Healthcare organizations increasingly view telehealth technology as a strategic tool in expanding the reach of their services. According to a survey released on April 19 by the tax, audit and advisory firm KPMG, one-third of providers now use video-based virtual care and remote patient monitoring services, while about three-quarters of healthcare organizations currently have virtual care incentives in place.
However, a major challenge to the continued spread of this technology is cross-state licensing. Because telehealth providers who treat patients across state borders must be licensed to practice in both states, the often drawn-out process of acquiring proper certification can limit the reach of these virtual services.
The Interstate Medical Licensure Compact, officially launched on April 7, 2017, has started accepting applications from qualified physicians who wish to obtain multiple licenses from participating states. By making it easier for physicians to obtain licenses to practice in multiple states, the Compact aims to increase access to healthcare in underserved or rural areas through the use of telemedicine.
Currently, 18 states are members of the compact and eight additional states and the District of Columbia have introduced legislation in support of a pathway for license portability.
"The value proposition for telemedicine is the ability to employ healthcare expertise when and where it's needed," said René Quashie, a healthcare and telemedicine attorney with Cozen O’Connor’s Health Care Practice Group. "Facilitating multi-state licensure is going to ensure you get better coverage around the country. I think the compact is a good first step to accomplishing that in a faster and easier way."
For this kind of compact to work as effectively as possible, more states need to come on board. However, some stakeholders are hesitant to join cross-state licensing efforts due to concerns about the safety and quality of services and providers, as well as HIPAA compliance, patient information protection and other areas of regulation. In short, they are looking for reassurance that expanding telehealth programs in their state will do good, not harm. According to Quashie, healthcare organizations can reassure these key players by earning accreditation from a trusted organization.
"I think one of the keys is accreditation," Quashie said. "Especially a well thought out program with standards that make sense and have the consumer and patient in mind. This could go a long way in assuaging some of the concerns I hear."
Accreditation can demonstrate that a telehealth program follows best practices regarding many of these areas of worry, including scope of service, technology use and patient safety.

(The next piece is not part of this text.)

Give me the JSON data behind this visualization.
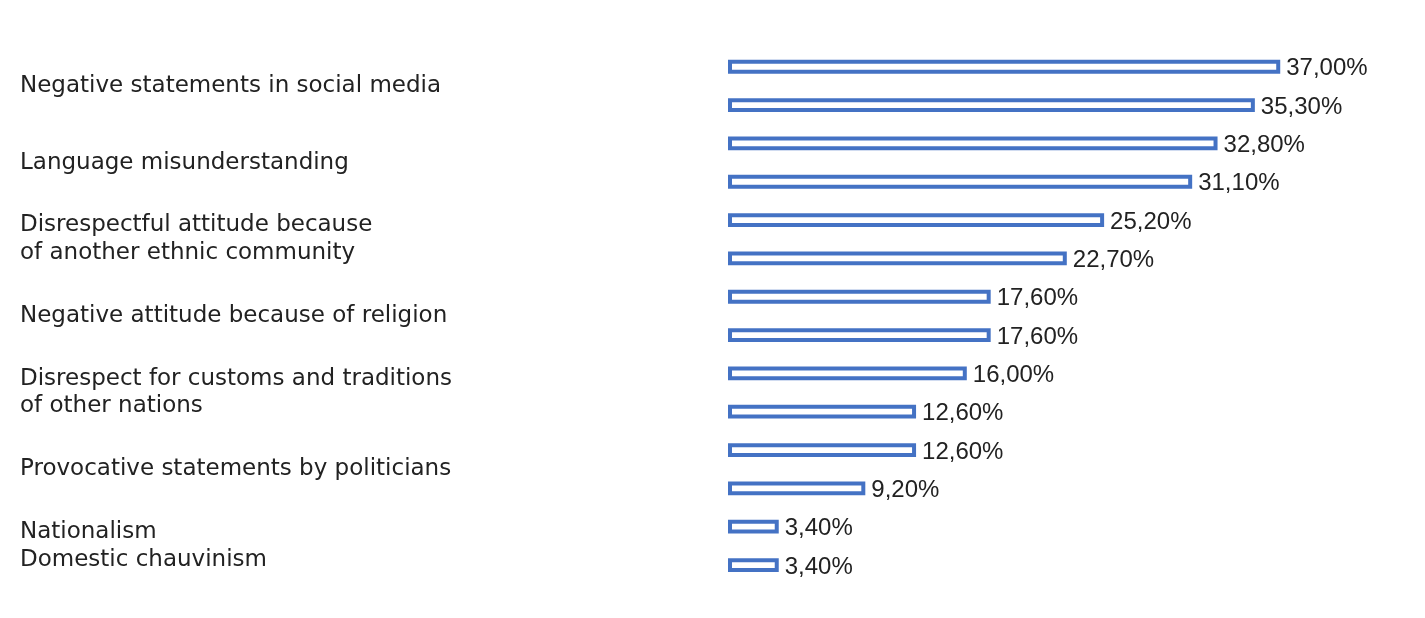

URAC launched the nation's first independent, third-party telehealth accreditation program in March 2016 to help healthcare organizations demonstrate the value of the services they provide. The program creates benchmarks for performance in areas such as consumer empowerment and protection, systems reliability and integrity, and regulatory compliance, quantitatively determining excellence through established standards.
As telehealth continues to grow, accreditation can help provide the evidence stakeholders need to feel confident about expanding the reach of these programs through cross-state licensing.